Background/Purpose:

The number of biologic therapies approved for use in treating rheumatoid arthritis (RA) has grown steadily over the past 15 years.  While many patients are treated with anti-TNF therapies, 30-40% of these patients fail to respond adequately as their disease progressively worsens.  Tools to guide disease management and identify a priori which patients are likely to be non-responsive to anti-TNF therapies would allow these patients to seek alternative therapies to achieve faster relief from symptoms, avoid unnecessary treatment side effects, and avoid further disease progression.

Methods:

Four published gene expression data sets containing a total of 91 patients were used to train a classifier to identify anti-TNF non-responders.  Gene expression measurements, collected prior to patient treatment with the anti-TNF infliximab, were grouped into disease-relevant biological signaling mechanisms to provide a stable, quantitative representation of biological state. Regularized logistic regression was used to train a classifier to identify non-responders, and a classifier score threshold was selected to optimize for detection of non-responders with high specificity.

Results:

Repeated 10-fold cross-validation resulted in highly-specific prediction of non-response (specificity = 92%; likelihood ratio = 5.53; area under the receiver operator characteristic curve (AUROC) = 78%, p-value<0.00001; Figure 1), while still correctly identifying a significant fraction of non-responders (sensitivity = 45%). Prediction of non-response on independent infliximab treated cohorts, consisting of an independent 27 patient cohort as well as each of the four training when left out in turn from training, resulted in AUROCs between 63% and 80% and associated p-values between 0.029 and 0.15. Specificity of the classifier for infliximab and its therapeutic target TNF was supported by a lack of association with responses in small rituximab (anti-CD20) and tocilizumab (anti-IL6R) treated cohorts.

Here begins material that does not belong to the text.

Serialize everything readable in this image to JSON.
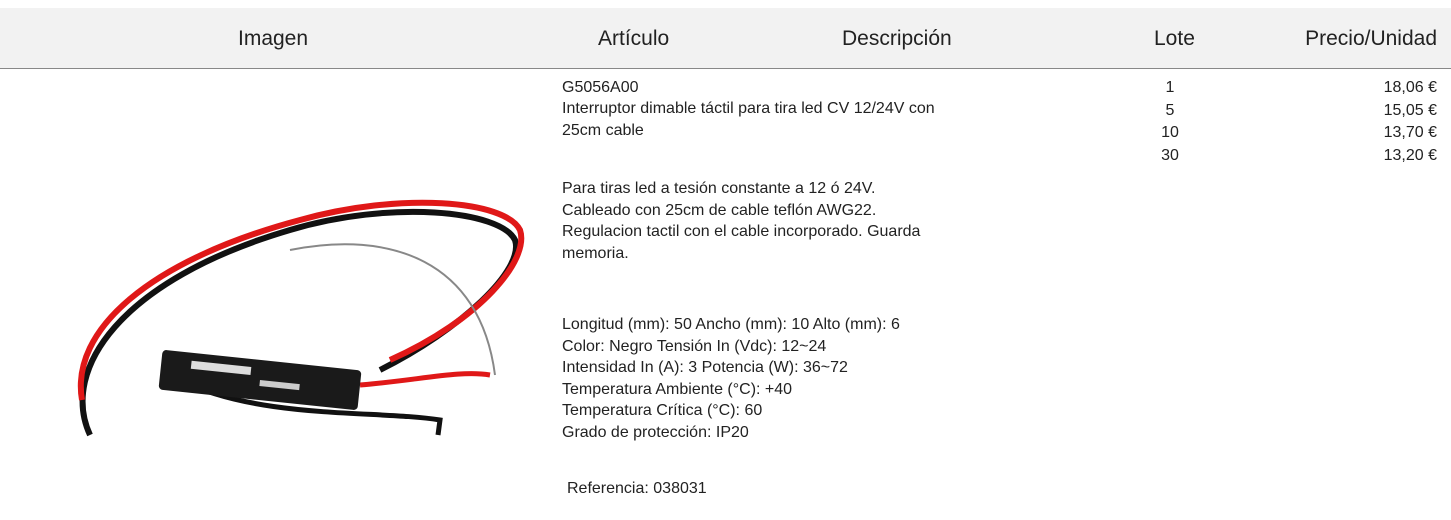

Figure 1. A representative patient stratification from 10-fold cross validation, matching the mean AUROC of 78% across all cross validation repeats, shows the classifier score for each patient. Patients were sorted by classifier score and colored by their clinical response calls.

Conclusion:

The classifier developed in this study identifies RA patients who are unlikely to respond to infliximab, and thus are good candidates for alternative biologic therapies. The test robustly predicts non-response across multiple patient cohorts. Future iterations of the test could include additional training cohorts and expansion to include complementary prediction of response to other RA therapies.